E-cigarettes work by delivering nicotine to the body as an aerosol, without the aid of tobacco or the burning process. Ordinarily when the burning process happens, it causes the incomplete burning of more than 7000 carcinogenic* compounds found in the cigarette. Since E-cigarettes don’t contain these compounds it was no wonder that they rapidly gained support and were promoted as safe.
However, a team of researchers at the New York university School of Medicine have discovered some disturbing consequences of the nicotine in e-cigarettes in a study they conducted on mice. Once inside the body, nicotine was found to undergo a transformation into substances which can damage DNA and lead to cancerous mutations.
Furthermore, the nicotine was found not only to induce cancer, but also to reduce repair activity within the vital organs of the mouse including the lung, heart and bladder. As the study was conducted on mice, which are obviously not humans, it’s easy to dissociate ourselves from this study, however, the scientists also concluded that the same damage was caused to a group of cells taken from a human lung and bladder.

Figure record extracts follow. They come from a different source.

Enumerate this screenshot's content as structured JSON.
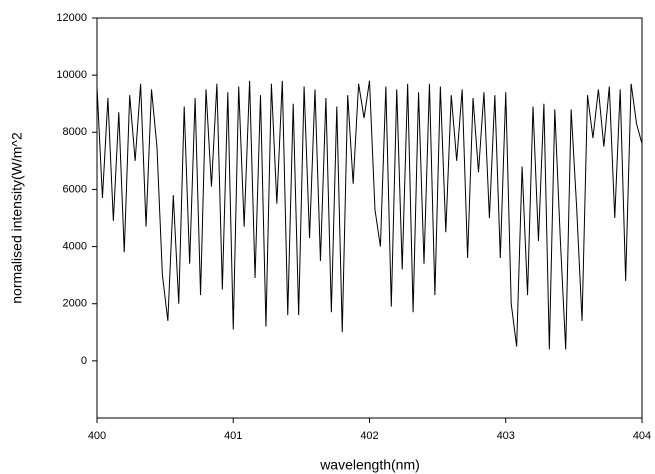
{
  "chart_data": {
    "type": "line",
    "xlabel": "wavelength(nm)",
    "ylabel": "normalised intensity(W/m^2",
    "x": [
      400.0,
      400.04,
      400.08,
      400.12,
      400.16,
      400.2,
      400.24,
      400.28,
      400.32,
      400.36,
      400.4,
      400.44,
      400.48,
      400.52,
      400.56,
      400.6,
      400.64,
      400.68,
      400.72,
      400.76,
      400.8,
      400.84,
      400.88,
      400.92,
      400.96,
      401.0,
      401.04,
      401.08,
      401.12,
      401.16,
      401.2,
      401.24,
      401.28,
      401.32,
      401.36,
      401.4,
      401.44,
      401.48,
      401.52,
      401.56,
      401.6,
      401.64,
      401.68,
      401.72,
      401.76,
      401.8,
      401.84,
      401.88,
      401.92,
      401.96,
      402.0,
      402.04,
      402.08,
      402.12,
      402.16,
      402.2,
      402.24,
      402.28,
      402.32,
      402.36,
      402.4,
      402.44,
      402.48,
      402.52,
      402.56,
      402.6,
      402.64,
      402.68,
      402.72,
      402.76,
      402.8,
      402.84,
      402.88,
      402.92,
      402.96,
      403.0,
      403.04,
      403.08,
      403.12,
      403.16,
      403.2,
      403.24,
      403.28,
      403.32,
      403.36,
      403.4,
      403.44,
      403.48,
      403.52,
      403.56,
      403.6,
      403.64,
      403.68,
      403.72,
      403.76,
      403.8,
      403.84,
      403.88,
      403.92,
      403.96,
      404.0
    ],
    "values": [
      9600,
      5700,
      9200,
      4900,
      8700,
      3800,
      9300,
      7000,
      9700,
      4700,
      9500,
      7500,
      3000,
      1400,
      5800,
      2000,
      8900,
      3400,
      9200,
      2300,
      9500,
      6100,
      9700,
      2500,
      9400,
      1100,
      9600,
      4700,
      9800,
      2900,
      9300,
      1200,
      9700,
      5500,
      9800,
      1600,
      9000,
      1600,
      9600,
      4300,
      9500,
      3500,
      9200,
      1700,
      8900,
      1000,
      9300,
      6200,
      9700,
      8500,
      9800,
      5300,
      4000,
      9600,
      1900,
      9500,
      3200,
      9700,
      1700,
      9400,
      3400,
      9700,
      2300,
      9600,
      4500,
      9300,
      7000,
      9500,
      3600,
      9200,
      6600,
      9400,
      5000,
      9300,
      3600,
      9400,
      2000,
      500,
      6800,
      2300,
      8900,
      4200,
      9000,
      400,
      8800,
      4300,
      400,
      8800,
      5400,
      1400,
      9300,
      7800,
      9500,
      7500,
      9600,
      5000,
      9500,
      2800,
      9700,
      8300,
      7600
    ],
    "color": "#000000",
    "xlim": [
      400,
      404
    ],
    "xticks": [
      400,
      401,
      402,
      403,
      404
    ],
    "ylim": [
      -2000,
      12000
    ],
    "yticks": [
      0,
      2000,
      4000,
      6000,
      8000,
      10000,
      12000
    ]
  }
}
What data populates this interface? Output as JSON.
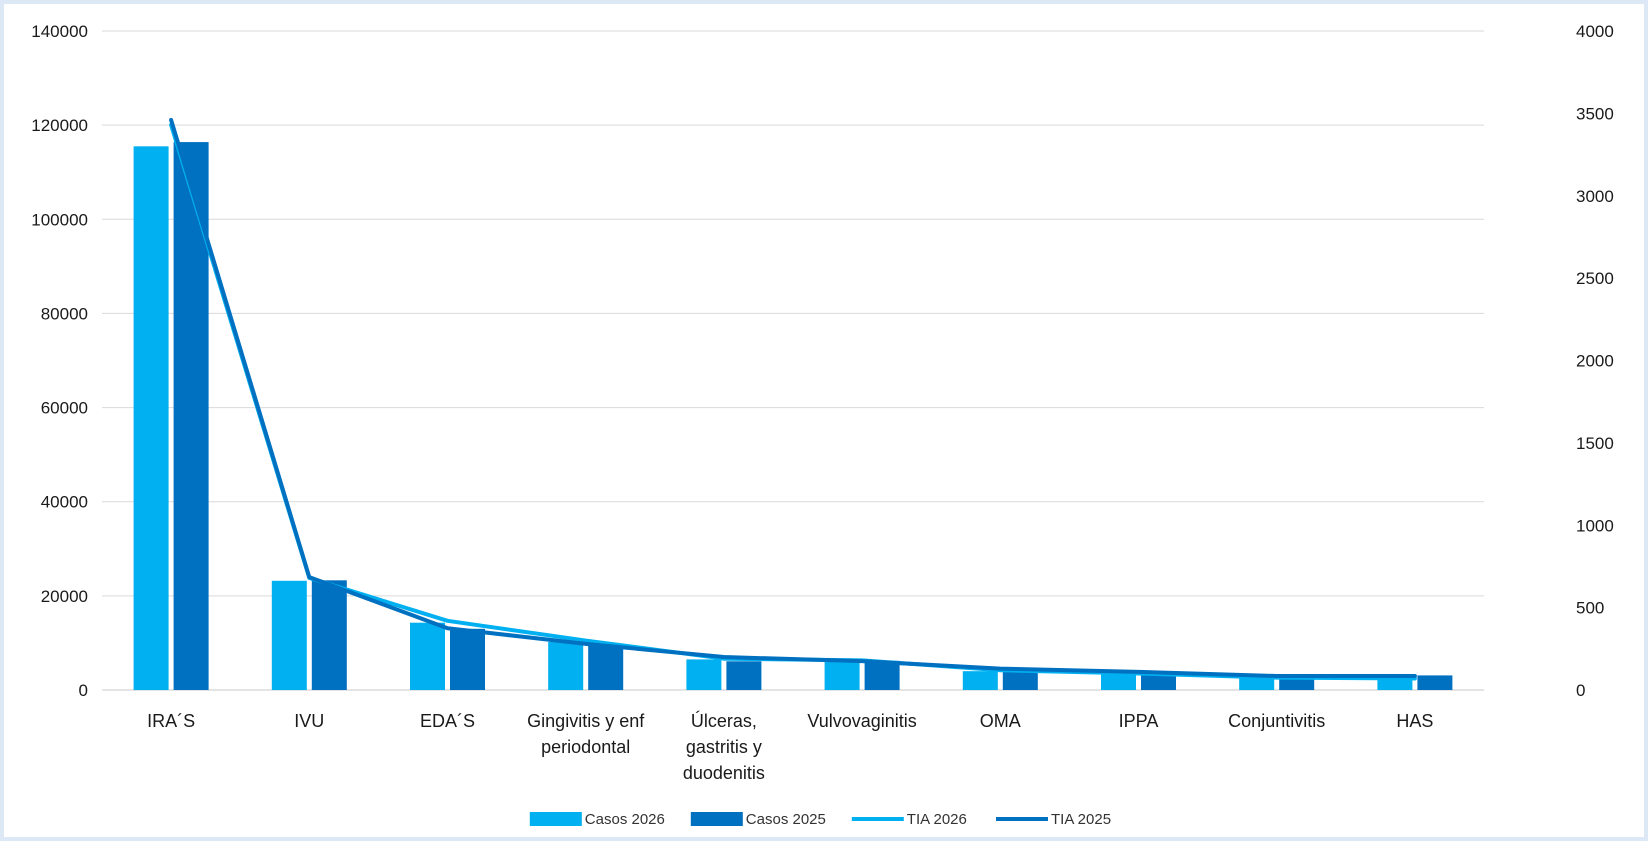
{
  "chart_data": {
    "type": "bar",
    "categories": [
      [
        "IRA´S"
      ],
      [
        "IVU"
      ],
      [
        "EDA´S"
      ],
      [
        "Gingivitis y enf",
        "periodontal"
      ],
      [
        "Úlceras,",
        "gastritis y",
        "duodenitis"
      ],
      [
        "Vulvovaginitis"
      ],
      [
        "OMA"
      ],
      [
        "IPPA"
      ],
      [
        "Conjuntivitis"
      ],
      [
        "HAS"
      ]
    ],
    "series": [
      {
        "name": "Casos 2026",
        "kind": "bar",
        "axis": "left",
        "color": "#00b0f0",
        "values": [
          115500,
          23200,
          14300,
          10200,
          6500,
          6200,
          4000,
          3500,
          2600,
          2600
        ]
      },
      {
        "name": "Casos 2025",
        "kind": "bar",
        "axis": "left",
        "color": "#0070c0",
        "values": [
          116400,
          23300,
          13000,
          9600,
          6100,
          6200,
          4300,
          4000,
          2900,
          3100
        ]
      },
      {
        "name": "TIA 2026",
        "kind": "line",
        "axis": "right",
        "color": "#00b0f0",
        "values": [
          3430,
          680,
          420,
          300,
          190,
          180,
          120,
          100,
          75,
          70
        ]
      },
      {
        "name": "TIA 2025",
        "kind": "line",
        "axis": "right",
        "color": "#0070c0",
        "values": [
          3460,
          685,
          375,
          280,
          200,
          175,
          130,
          110,
          85,
          85
        ]
      }
    ],
    "y_left": {
      "min": 0,
      "max": 140000,
      "ticks": [
        0,
        20000,
        40000,
        60000,
        80000,
        100000,
        120000,
        140000
      ]
    },
    "y_right": {
      "min": 0,
      "max": 4000,
      "ticks": [
        0,
        500,
        1000,
        1500,
        2000,
        2500,
        3000,
        3500,
        4000
      ]
    },
    "grid": true,
    "legend_position": "bottom"
  }
}
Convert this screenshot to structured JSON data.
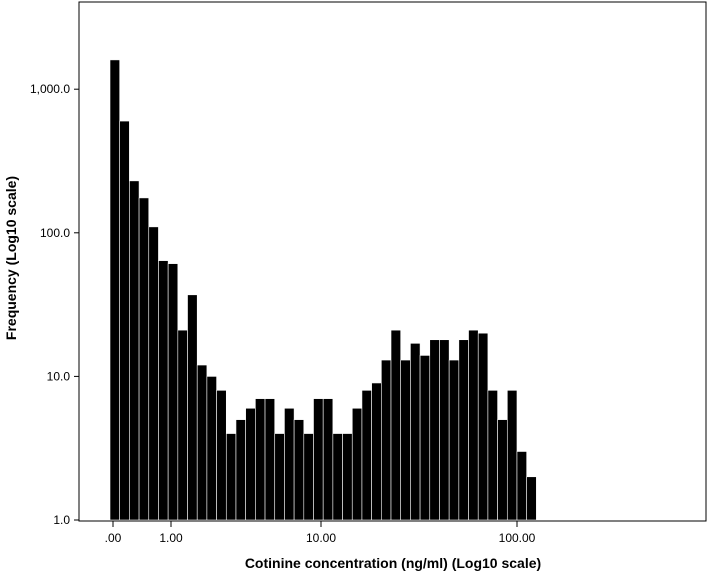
{
  "chart_data": {
    "type": "bar",
    "title": "",
    "xlabel": "Cotinine concentration (ng/ml) (Log10 scale)",
    "ylabel": "Frequency (Log10 scale)",
    "y_scale": "log10",
    "ylim": [
      1,
      3000
    ],
    "grid": false,
    "legend": "none",
    "bar_color": "#000000",
    "bar_edge_color": "#ffffff",
    "x_ticks": [
      ".00",
      "1.00",
      "10.00",
      "100.00"
    ],
    "y_ticks": [
      "1.0",
      "10.0",
      "100.0",
      "1,000.0"
    ],
    "values": [
      1600,
      600,
      230,
      175,
      110,
      64,
      61,
      21,
      37,
      12,
      10,
      8,
      4,
      5,
      6,
      7,
      7,
      4,
      6,
      5,
      4,
      7,
      7,
      4,
      4,
      6,
      8,
      9,
      13,
      21,
      13,
      17,
      14,
      18,
      18,
      13,
      18,
      21,
      20,
      8,
      5,
      8,
      3,
      2
    ]
  }
}
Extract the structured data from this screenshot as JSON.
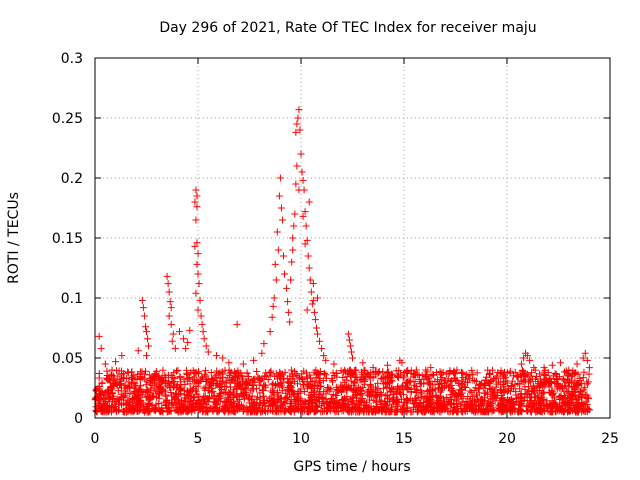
{
  "chart_data": {
    "type": "scatter",
    "title": "Day 296 of 2021, Rate Of TEC Index for receiver maju",
    "xlabel": "GPS time / hours",
    "ylabel": "ROTI / TECUs",
    "xlim": [
      0,
      25
    ],
    "ylim": [
      0,
      0.3
    ],
    "grid": true,
    "marker": "+",
    "color": "#ff0000",
    "x_ticks": [
      0,
      5,
      10,
      15,
      20,
      25
    ],
    "y_ticks": [
      0,
      0.05,
      0.1,
      0.15,
      0.2,
      0.25,
      0.3
    ],
    "x_tick_labels": [
      "0",
      "5",
      "10",
      "15",
      "20",
      "25"
    ],
    "y_tick_labels": [
      "0",
      "0.05",
      "0.1",
      "0.15",
      "0.2",
      "0.25",
      "0.3"
    ],
    "baseline": {
      "x_range": [
        0,
        24
      ],
      "typical_range": [
        0.005,
        0.04
      ],
      "description_values": "dense band of points between 0.005 and 0.04 TECU for all hours"
    },
    "series": [
      {
        "name": "ROTI",
        "points": [
          [
            0.2,
            0.068
          ],
          [
            0.3,
            0.058
          ],
          [
            0.5,
            0.045
          ],
          [
            1.0,
            0.047
          ],
          [
            1.3,
            0.052
          ],
          [
            2.1,
            0.056
          ],
          [
            2.3,
            0.098
          ],
          [
            2.35,
            0.092
          ],
          [
            2.4,
            0.085
          ],
          [
            2.45,
            0.076
          ],
          [
            2.5,
            0.072
          ],
          [
            2.55,
            0.066
          ],
          [
            2.6,
            0.06
          ],
          [
            2.5,
            0.052
          ],
          [
            3.5,
            0.118
          ],
          [
            3.55,
            0.112
          ],
          [
            3.6,
            0.105
          ],
          [
            3.65,
            0.097
          ],
          [
            3.7,
            0.092
          ],
          [
            3.6,
            0.085
          ],
          [
            3.7,
            0.078
          ],
          [
            3.8,
            0.07
          ],
          [
            3.75,
            0.064
          ],
          [
            3.9,
            0.058
          ],
          [
            4.1,
            0.072
          ],
          [
            4.3,
            0.066
          ],
          [
            4.5,
            0.063
          ],
          [
            4.6,
            0.073
          ],
          [
            4.4,
            0.058
          ],
          [
            4.9,
            0.19
          ],
          [
            4.95,
            0.185
          ],
          [
            4.85,
            0.18
          ],
          [
            4.95,
            0.176
          ],
          [
            4.9,
            0.165
          ],
          [
            4.95,
            0.146
          ],
          [
            4.85,
            0.143
          ],
          [
            5.0,
            0.137
          ],
          [
            4.95,
            0.128
          ],
          [
            5.0,
            0.12
          ],
          [
            5.05,
            0.112
          ],
          [
            4.9,
            0.104
          ],
          [
            5.1,
            0.098
          ],
          [
            5.0,
            0.09
          ],
          [
            5.15,
            0.085
          ],
          [
            5.2,
            0.078
          ],
          [
            5.25,
            0.072
          ],
          [
            5.3,
            0.066
          ],
          [
            5.4,
            0.06
          ],
          [
            5.5,
            0.055
          ],
          [
            5.9,
            0.052
          ],
          [
            6.2,
            0.05
          ],
          [
            6.5,
            0.046
          ],
          [
            6.9,
            0.078
          ],
          [
            7.2,
            0.045
          ],
          [
            7.7,
            0.048
          ],
          [
            8.1,
            0.054
          ],
          [
            8.2,
            0.062
          ],
          [
            8.5,
            0.072
          ],
          [
            8.6,
            0.084
          ],
          [
            8.65,
            0.093
          ],
          [
            8.7,
            0.1
          ],
          [
            8.8,
            0.115
          ],
          [
            8.75,
            0.128
          ],
          [
            8.9,
            0.14
          ],
          [
            8.85,
            0.155
          ],
          [
            8.95,
            0.185
          ],
          [
            9.0,
            0.2
          ],
          [
            9.05,
            0.175
          ],
          [
            9.1,
            0.165
          ],
          [
            9.15,
            0.135
          ],
          [
            9.2,
            0.12
          ],
          [
            9.3,
            0.108
          ],
          [
            9.35,
            0.097
          ],
          [
            9.4,
            0.088
          ],
          [
            9.45,
            0.08
          ],
          [
            9.5,
            0.115
          ],
          [
            9.55,
            0.13
          ],
          [
            9.6,
            0.15
          ],
          [
            9.65,
            0.16
          ],
          [
            9.7,
            0.17
          ],
          [
            9.75,
            0.195
          ],
          [
            9.8,
            0.21
          ],
          [
            9.75,
            0.238
          ],
          [
            9.8,
            0.245
          ],
          [
            9.85,
            0.25
          ],
          [
            9.9,
            0.257
          ],
          [
            9.95,
            0.24
          ],
          [
            10.0,
            0.22
          ],
          [
            10.05,
            0.205
          ],
          [
            10.1,
            0.198
          ],
          [
            10.15,
            0.19
          ],
          [
            10.2,
            0.172
          ],
          [
            10.25,
            0.16
          ],
          [
            10.3,
            0.148
          ],
          [
            10.35,
            0.135
          ],
          [
            10.4,
            0.125
          ],
          [
            10.45,
            0.115
          ],
          [
            10.5,
            0.105
          ],
          [
            10.55,
            0.095
          ],
          [
            10.6,
            0.098
          ],
          [
            10.65,
            0.088
          ],
          [
            10.7,
            0.082
          ],
          [
            10.75,
            0.075
          ],
          [
            10.8,
            0.07
          ],
          [
            10.9,
            0.064
          ],
          [
            11.0,
            0.058
          ],
          [
            11.1,
            0.052
          ],
          [
            10.4,
            0.18
          ],
          [
            10.2,
            0.145
          ],
          [
            9.9,
            0.19
          ],
          [
            9.6,
            0.14
          ],
          [
            10.1,
            0.168
          ],
          [
            10.3,
            0.09
          ],
          [
            10.6,
            0.112
          ],
          [
            10.8,
            0.1
          ],
          [
            11.2,
            0.048
          ],
          [
            11.6,
            0.045
          ],
          [
            12.3,
            0.07
          ],
          [
            12.35,
            0.065
          ],
          [
            12.4,
            0.06
          ],
          [
            12.45,
            0.055
          ],
          [
            12.5,
            0.05
          ],
          [
            13.0,
            0.046
          ],
          [
            13.5,
            0.042
          ],
          [
            14.2,
            0.044
          ],
          [
            14.8,
            0.048
          ],
          [
            14.9,
            0.046
          ],
          [
            15.6,
            0.04
          ],
          [
            16.3,
            0.042
          ],
          [
            16.9,
            0.038
          ],
          [
            17.4,
            0.038
          ],
          [
            18.2,
            0.036
          ],
          [
            19.0,
            0.034
          ],
          [
            19.8,
            0.036
          ],
          [
            20.4,
            0.038
          ],
          [
            20.7,
            0.045
          ],
          [
            20.8,
            0.05
          ],
          [
            20.9,
            0.054
          ],
          [
            21.0,
            0.052
          ],
          [
            21.1,
            0.048
          ],
          [
            21.3,
            0.042
          ],
          [
            21.8,
            0.042
          ],
          [
            22.2,
            0.044
          ],
          [
            22.6,
            0.046
          ],
          [
            23.0,
            0.04
          ],
          [
            23.4,
            0.045
          ],
          [
            23.7,
            0.05
          ],
          [
            23.8,
            0.054
          ],
          [
            23.9,
            0.048
          ],
          [
            24.0,
            0.042
          ]
        ]
      }
    ]
  }
}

It can take decades for carcinogenics to induce cancer in humans and, as e-cigarettes are a relatively new phenomenon, it could be years before there are applicable results from a human study. Despite this, the results presented by these scientists show some evidence of e-cigarette smoke being dangerous for human health and increasing the risk of developing different cancers and heart disease.
Carcinogen – A substance capable of causing cancer
Lee, H., Park, S., Weng, M., Wang, H., Huang, W., Lepor, H., Wu, X., Chen, L. and Tang, M. (2018). E-cigarette smoke damages DNA and reduces repair activity in mouse lung, heart, and bladder as well as in human lung and bladder cells. Proceedings of the National Academy of Sciences, 115(7), pp.E1560-E1569.